These five evocative addresses provide much more than a lesson in art. By taking you into one-time private worlds, they reveal much about the inner life of some of Paris’s most celebrated artists. And they might even give you some architectural and gardening inspiration, too!
In the shadow of Tour Montparnasse, this remarkable atelier is a portal back into the artistic heyday of this legendary district. The museum has just reopened after several years of renovation, which helped strengthen the historic timber-framed architecture. This was the home of French sculptor Antoine Bourdelle for 45 years, a period that saw a personal progression in style, but also one that reflected society’s changing aesthetics toward Modernism. Bourdelle was, early on, inspired by his mentor Auguste Rodin, whose influence can be seen in Bourdelle’s works of rugged realism; later, Bourdelle helped to usher in Art Déco — he’s the man behind the celebrated reliefs of the Théatre des Champs-Élysées.

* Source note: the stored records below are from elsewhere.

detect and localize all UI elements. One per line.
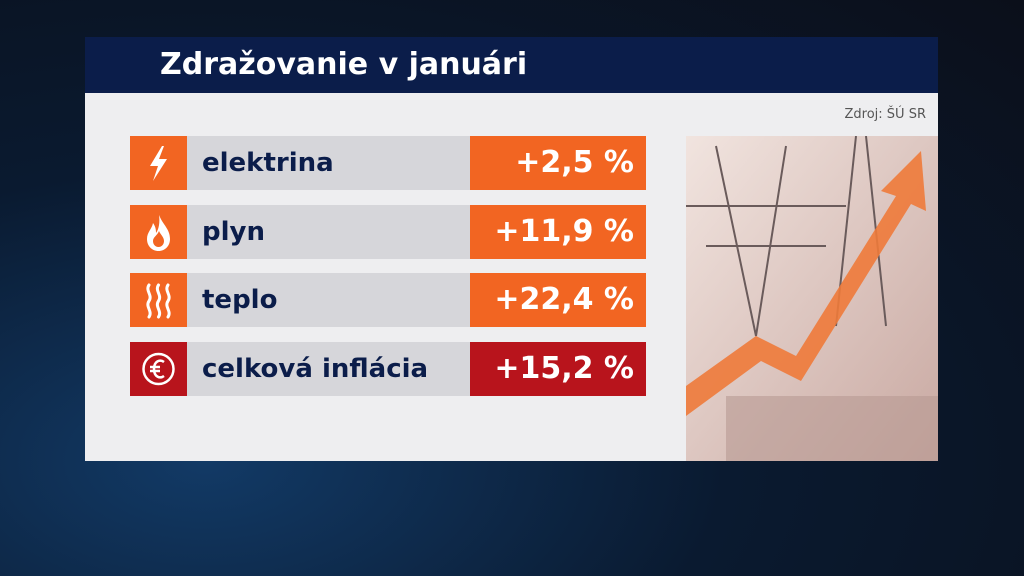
source: Zdroj: ŠÚ SR bbox=[844, 107, 926, 122]
icon bbox=[130, 342, 187, 396]
title: Zdražovanie v januári bbox=[160, 47, 528, 82]
row: celková inflácia +15,2 % bbox=[130, 342, 646, 396]
row: teplo +22,4 % bbox=[130, 273, 646, 327]
title-bar: Zdražovanie v januári bbox=[85, 37, 938, 93]
value: +15,2 % bbox=[470, 342, 646, 396]
icon bbox=[130, 273, 187, 327]
icon bbox=[130, 136, 187, 190]
flame-icon bbox=[147, 215, 170, 251]
row: elektrina +2,5 % bbox=[130, 136, 646, 190]
panel: Zdražovanie v januári Zdroj: ŠÚ SR elekt… bbox=[85, 37, 938, 461]
label: elektrina bbox=[187, 136, 470, 190]
value: +2,5 % bbox=[470, 136, 646, 190]
lightning-icon bbox=[150, 146, 167, 181]
photo bbox=[686, 136, 938, 461]
row: plyn +11,9 % bbox=[130, 205, 646, 259]
value: +22,4 % bbox=[470, 273, 646, 327]
euro-icon bbox=[142, 352, 175, 386]
label: celková inflácia bbox=[187, 342, 470, 396]
label: teplo bbox=[187, 273, 470, 327]
label: plyn bbox=[187, 205, 470, 259]
icon bbox=[130, 205, 187, 259]
heat-icon bbox=[146, 283, 171, 319]
value: +11,9 % bbox=[470, 205, 646, 259]
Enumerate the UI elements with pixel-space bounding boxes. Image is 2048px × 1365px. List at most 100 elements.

The museum showcases many of the sculptor’s own pieces, of course, but also art that he purchased and collected, from the likes of Rodin, Delacroix and Ingres. Walk through the beautiful light-filtered rooms and you’ll swear you can feel Bourdelle’s presence, almost a century after his death. Make time for the whimsical sculpture garden, and a snack or meal at Rhodia, the breezy wellness-inspired café-restaurant which has a terrace overlooking the museum’s garden.
Musée Bourdelle: 18 Rue Antoine Bourdelle, 75015; closed Mondays and some public holidays; entry is free.
Another wonderful glimpse into Montparnasse’s creative past, the Giacometti Institute is housed in the one-time studio of artist and interior designer Paul Follot, in a fabulous, heritage-listed Art Deco building.
Sculptor and painter Alberto Giacometti was born in Switzerland in 1901, but lived and worked mainly in Paris, specifically in Montparnasse, from 1922. He first trained with Antoine Bourdelle, and fell in with the Surrealist movement, which inspired his work until the mid-1930s, when an existential struggle for meaning saw him re-approach the human form. This led to the tall, wispy figurines for which he is most known.
It was recently announced that the museum will, in 2026, move to the former Gare des Invalides station, the location of Air France headquarters for many years. You can read more about that here.
Institut Giacometti: 5 Rue Victor Schoelcher, 75014; open from Tuesday to Sunday.
A ten-minute walk north, toward the Jardin du Luxembourg, will take you to Musée Zadkine, another lovely garden atelier. The Russian sculptor moved to Paris in 1910, and lived and worked in what he called his ‘pleasure house’ from 1928 to 1967. Zadkine’s early works were influenced by the geometric precision of Cubism; later he was inspired by African and Greek art. His striking sculptures, many rendered in wood or stone, keep this space alive, and seem particularly at home dotted throughout the tranquil garden.
Afterward, pop across to the Jardin du Luxembourg and search for Zadkine’s bronze Le Poète, his sculptural ode to poet Paul Éluard.
Musée Zadkine: 100bis Rue d’Assas, 75006; closed Mondays and some public holidays; entry to the permanent collections is free.
Stroll north a little more, to Rue de Furstemberg, and you’ll come to Musée Delacroix. First, take some time to admire the four towering paulownias that stand around an elaborate five-globed lamppost. Then, nip through the carriage door at no.6, into a cobbled courtyard, and scoot up a narrow ladder of stairs — here you’ll find the former quarters of Eugène Delacroix, unassumingly quaint for the man behind so many epic works. Delacroix, lauded as a leading Romantic in the 1820s, moved here in 1857, when he was painting murals for the nearby Église Saint-Sulpice. He’d lived a large life, in keeping with his famous art, but here, for the last years of his life, is where he found calm and solace.
Walk to the back of the museum, through the painter’s old library, and head down the back stairs. This is where Delacroix found happiness in his final years of life, not just toiling in his sun-drenched studio, but also lazing in the garden it overlooks. Having been recently redesigned in line with the painter’s original vision, the enclosure is part country garden, with hedgerow-trimmed paths, thyme-bordered flowerbeds and raspberry bushes, and part wooded wonderland, with ivy-draped trunks, thickets of wildflowers and fragrant roses.
Musée Delacroix: 6 Rue de Furstemberg, 75006; closed Tuesdays and public holidays.
Musée Gustave Moreau
Over on the Right Bank, in the ninth arrondissement, is the house museum that the prolific nineteenth-century French Symbolist painter Gustave Moreau created and then bequeathed to the French State on his death in 1898.
Along with rooms showcasing an eye-popping number of ornately framed paintings, many depicting scenes from the Bible or Shakespeare, the museum also consists of Moreau’s former apartment, as well as his workshops. And, surely, one of the most fabulous (and photographed) staircases in all of Paris.
Musée Gustave Moreau: 14 Rue de Rochefoucauld, 75009; closed Tuesdays and public holidays.